El arzobispado de México recibió en 1777 el encargo de realizar un padrón, cuenta en El País [España y la idea de vivir juntos, 18/10/2024] el escritor José Andrés Rojo. La autoridad imperial pretendía ver reflejadas sus posibilidades fiscales para afinar en la recaudación de los distintos tributos y quería que se le ofreciera un conteo de cuántos españoles residían en aquellos dominios suyos, cuántos indios y cuántas castas para así proceder en el cobro con más eficacia. La cosa se complicó, no resultaba tan simple colocar a gentes de tan distintas identidades en tan pocas categorías, así que al final el arzobispado tuvo que utilizar una clasificación que llamo de calidades, mucho más elaborada: “españoles, castizos, mestizos, indios, mestindios, mulatos, negros, moriscos, lobos, albinos, coyotes y chinos”. La relación es una muestra de cuán plural era México entonces, no parece que existieran solo los españoles y los indios, como dos masas puras y compactas que se miraran de reojo y se enseñaran los dientes. El imperio iba a esquilmar a cuantos pudiera, y allí donde pudiera, pero la tarea de emanciparse de su yugo no iba a ser una batalla que fuera a librarse entre dos unidades puras y sin fisuras (los buenos y los malos).

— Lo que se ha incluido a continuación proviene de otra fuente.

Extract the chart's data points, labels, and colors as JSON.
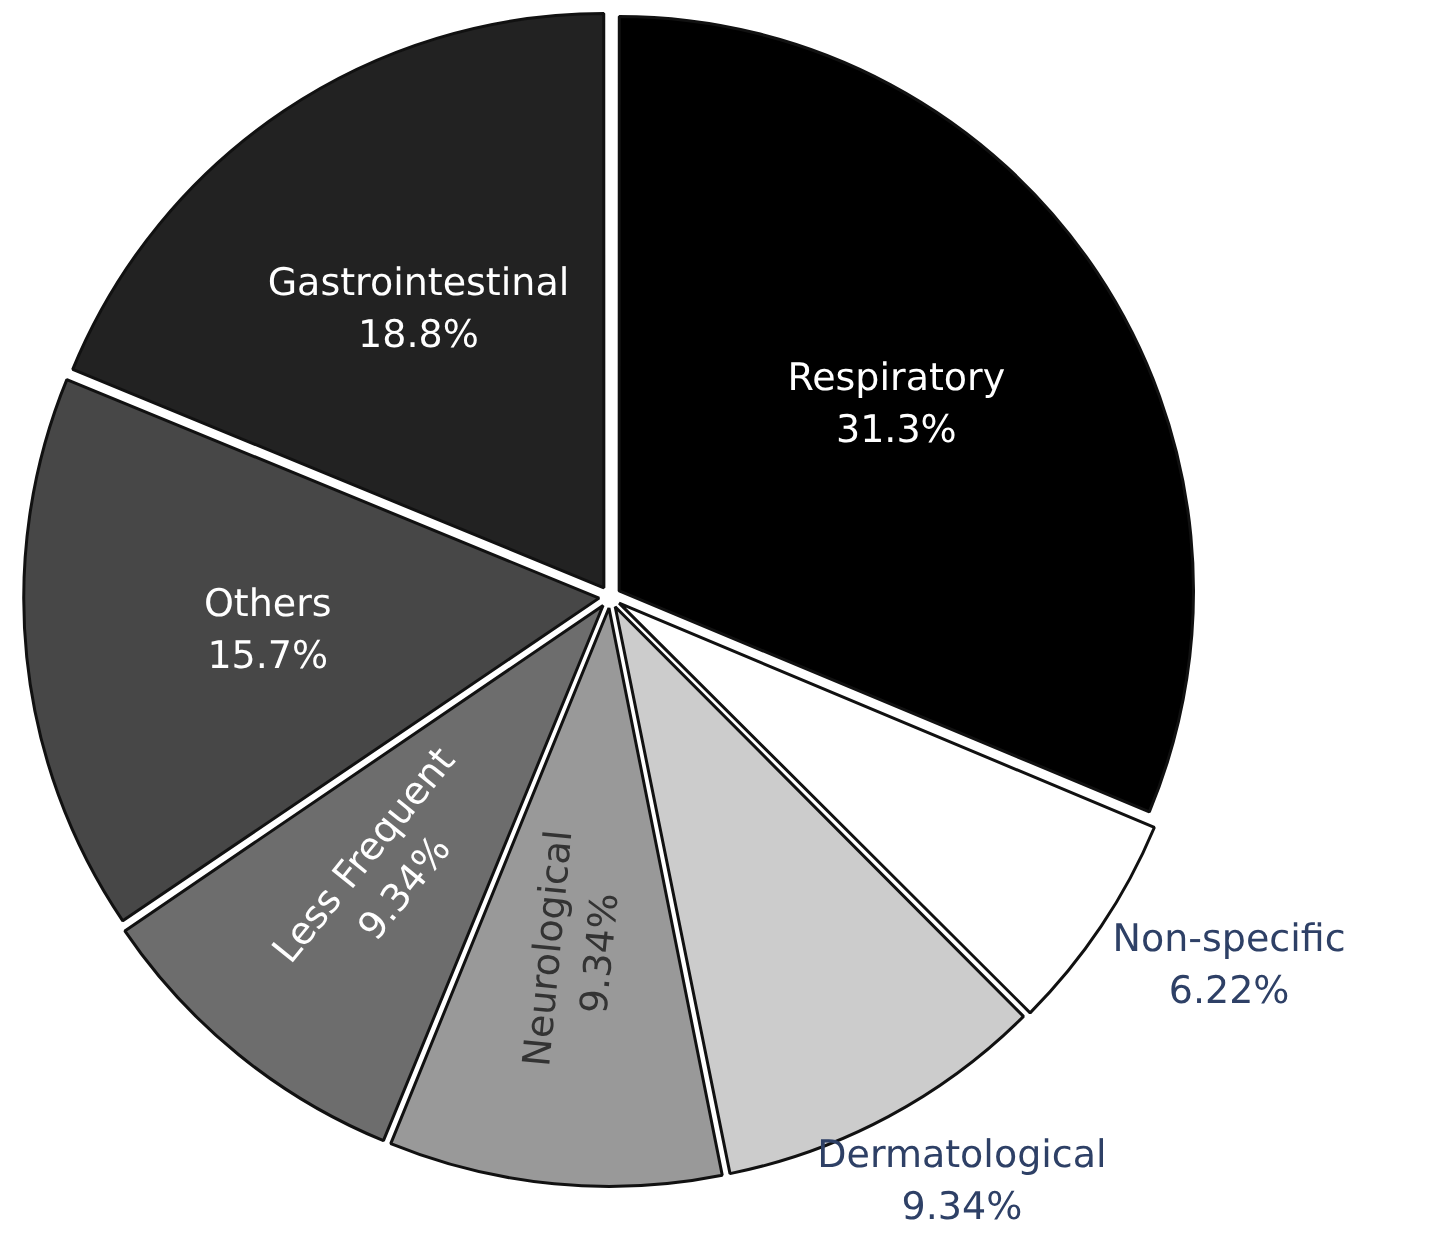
{
  "chart_data": {
    "type": "pie",
    "categories": [
      "Respiratory",
      "Non-specific",
      "Dermatological",
      "Neurological",
      "Less Frequent",
      "Others",
      "Gastrointestinal"
    ],
    "values": [
      31.3,
      6.22,
      9.34,
      9.34,
      9.34,
      15.7,
      18.8
    ],
    "colors": [
      "#000000",
      "#ffffff",
      "#cccccc",
      "#999999",
      "#6d6d6d",
      "#474747",
      "#222222"
    ],
    "value_labels": [
      "31.3%",
      "6.22%",
      "9.34%",
      "9.34%",
      "9.34%",
      "15.7%",
      "18.8%"
    ],
    "legend": false
  }
}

“Una de las maneras posibles de definir la modernidad es como un complejo proceso de emancipaciones”, escribe el historiador José M. Portillo Valdés en la primera línea de Una historia atlántica de los orígenes de la nación y el Estado (Alianza), donde se ocupa —como reza el subtítulo— de España y las Españas del siglo XIX. El libro se publicó hace un par de años, pero resulta útil para tomarse con distancia el burdo episodio que ha escenificado la nueva presidenta de México, Claudia Sheinbaum, para lucir músculo patriótico al no invitar al jefe de Estado de España a su reciente investidura, pero sirve también para volver a las viejas cuitas que enredan la convivencia en este país, ahora con la financiación singular prometida a Cataluña y el momento de extrema e indigesta polarización.
Los procesos de emancipación son complejos, pero aun más difícil que rebelarse contra el opresor resulta a veces el propio desafío de tener que inventarse como nuevo sujeto político. A veces, a una dominación le sucede simplemente otra dominación, o un cúmulo de desórdenes que no tienen fin, nuevas guerras, inestabilidad, miseria. El proceso de emancipación de España —su proceso de construcción como nación soberana y como Estado—, explica Portillo Valdés, tuvo que ir realizándose en varios frentes, con avances y retrocesos, con un sinfín de peculiaridades.
“España no es España prácticamente hasta el siglo XX”, apunta. La de hoy, en la que la soberanía reside en el pueblo, tuvo que ir independizándose de sus distintas identidades para poder jugar en el tablero de la modernidad. Le tocó dejar de ser una monarquía del Antiguo Régimen, un imperio y una nación católica, y nada queda ahora de esas viejas Españas. Es cierto que Franco procuró imponer “una idea monoidentitaria de España”, pero fue un fracaso. Durante su dictadura, le tocó a la España peregrina, la del exilio, mantener vivo el proyecto de una España democrática, plural, abierta. Portillo Valdés se acuerda del historiador Pere Bosch Gimpera, que instalado en México sostuvo que a “la verdadera España había que buscarla por debajo de la superestructura de sus reinos, monarquía e imperio”. “Estaba en los pueblos que la conformaban y que habían mostrado históricamente una férrea voluntad de vivir juntos no gracias si no a pesar de la monarquía y del imperio”. Ahí queda esa idea: con ganas de seguir viviendo juntos. José Andrés Rojo es escritor.